For the U.S., my view is that the large fiscal deficits had a moderately
positive effect on GDP growth in 2009, but this effect faded quickly and most
likely became negative for 2011 and 2012. Yet many Keynesian economists look at
the weak U.S. recovery and conclude that the problem was that the government
lacked sufficient commitment to fiscal expansion; it should have been even
larger and pursued over an extended period.
This viewpoint is
dangerously unstable. Every time heightened fiscal deficits fail to produce
desirable outcomes, the policy advice is to choose still larger deficits. If,
as I believe to be true, fiscal deficits have only a short-run expansionary
impact on growth and then become negative, the results from following this
policy advice are persistently low economic growth and an exploding ratio of
public debt to GDP.
The last
conclusion is not just academic, because it fits with the behavior of Japan
over the past two decades. Once a comparatively low public-debt nation, Japan
apparently bought the Keynesian message many years ago. The consequence for
today is a ratio of government debt to GDP around 210%—the largest in the
world.
This vast fiscal
expansion didn't avoid two decades of sluggish GDP growth, which averaged less
than 1% per year from 1991 to 2011. No doubt, a committed Keynesian would say
that Japanese growth would have been even lower without the extraordinary
fiscal stimulus—but a little evidence would be nice.
Despite the lack
of evidence, it is remarkable how much allegiance the Keynesian approach
receives from policy makers and economists. I think it's because the Keynesian
model addresses important macroeconomic policy issues and is pedagogically
beautiful, no doubt reflecting the genius of Keynes. The basic model—government
steps in to spend when others won't—can be presented readily to one's mother,
who is then likely to buy the conclusions.

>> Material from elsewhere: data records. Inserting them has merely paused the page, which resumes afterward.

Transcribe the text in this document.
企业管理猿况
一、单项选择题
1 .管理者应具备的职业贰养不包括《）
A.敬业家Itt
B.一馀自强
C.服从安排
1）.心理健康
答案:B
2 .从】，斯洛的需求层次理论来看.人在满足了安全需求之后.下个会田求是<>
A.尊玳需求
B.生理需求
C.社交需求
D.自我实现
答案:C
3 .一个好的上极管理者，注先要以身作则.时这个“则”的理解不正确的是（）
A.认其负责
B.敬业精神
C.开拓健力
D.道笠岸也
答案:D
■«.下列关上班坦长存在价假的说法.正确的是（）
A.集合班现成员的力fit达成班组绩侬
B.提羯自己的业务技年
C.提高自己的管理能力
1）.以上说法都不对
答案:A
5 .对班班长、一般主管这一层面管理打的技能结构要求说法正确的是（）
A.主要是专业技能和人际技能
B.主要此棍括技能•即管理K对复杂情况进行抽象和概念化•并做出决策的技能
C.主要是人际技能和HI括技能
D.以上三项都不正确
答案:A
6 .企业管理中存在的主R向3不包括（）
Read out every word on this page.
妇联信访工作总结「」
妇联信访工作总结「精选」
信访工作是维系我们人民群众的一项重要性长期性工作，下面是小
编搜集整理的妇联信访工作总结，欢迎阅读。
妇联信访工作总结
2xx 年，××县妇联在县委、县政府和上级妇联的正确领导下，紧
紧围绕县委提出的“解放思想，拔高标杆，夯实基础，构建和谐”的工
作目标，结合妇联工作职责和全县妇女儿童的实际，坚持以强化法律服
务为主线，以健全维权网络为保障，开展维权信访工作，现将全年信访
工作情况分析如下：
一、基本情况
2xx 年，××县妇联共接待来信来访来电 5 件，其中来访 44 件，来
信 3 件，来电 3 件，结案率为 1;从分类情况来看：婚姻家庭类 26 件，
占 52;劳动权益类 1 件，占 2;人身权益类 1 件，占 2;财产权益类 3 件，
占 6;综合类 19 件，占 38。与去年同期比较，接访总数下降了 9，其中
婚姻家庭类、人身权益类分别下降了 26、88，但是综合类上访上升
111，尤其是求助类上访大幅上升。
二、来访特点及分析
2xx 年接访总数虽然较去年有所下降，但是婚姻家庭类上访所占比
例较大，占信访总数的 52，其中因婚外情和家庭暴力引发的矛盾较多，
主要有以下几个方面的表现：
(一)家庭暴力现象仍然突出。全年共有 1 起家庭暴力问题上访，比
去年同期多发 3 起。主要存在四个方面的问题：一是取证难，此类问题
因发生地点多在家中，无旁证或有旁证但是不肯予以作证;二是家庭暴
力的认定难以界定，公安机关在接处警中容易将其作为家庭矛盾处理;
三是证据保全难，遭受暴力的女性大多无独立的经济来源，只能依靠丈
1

Keynes worshipers' faith in this model has actually
been strengthened by the Great Recession and the associated financial crisis.
Yet the empirical support for all this is astonishingly thin. The Keynesian
model asks one to turn economic common sense on its head in many ways. For
instance, more saving is bad because of the resultant drop in consumer demand,
and higher productivity is bad because the increased supply of goods tends to
lower the price level, thereby raising the real value of debt. Meanwhile, transfer
payments that subsidize unemployment are supposed to lower unemployment, and
more government spending is good even if it goes to wasteful projects.
Looking forward,
there is a lot to say on economic grounds for strengthening fiscal austerity in
OECD countries. From a political perspective, however, the movement toward
austerity may be difficult to sustain in some countries, notably in France and
Greece where leftists and other anti-austerity groups just won elections.
Consequently,
there is likely to be increasing diversity across countries in fiscal policies,
and this divergence will likely make it increasingly hard to sustain the euro
as a common currency. On the plus side, the differing policies will provide
better data to analyze the economic consequences of austerity.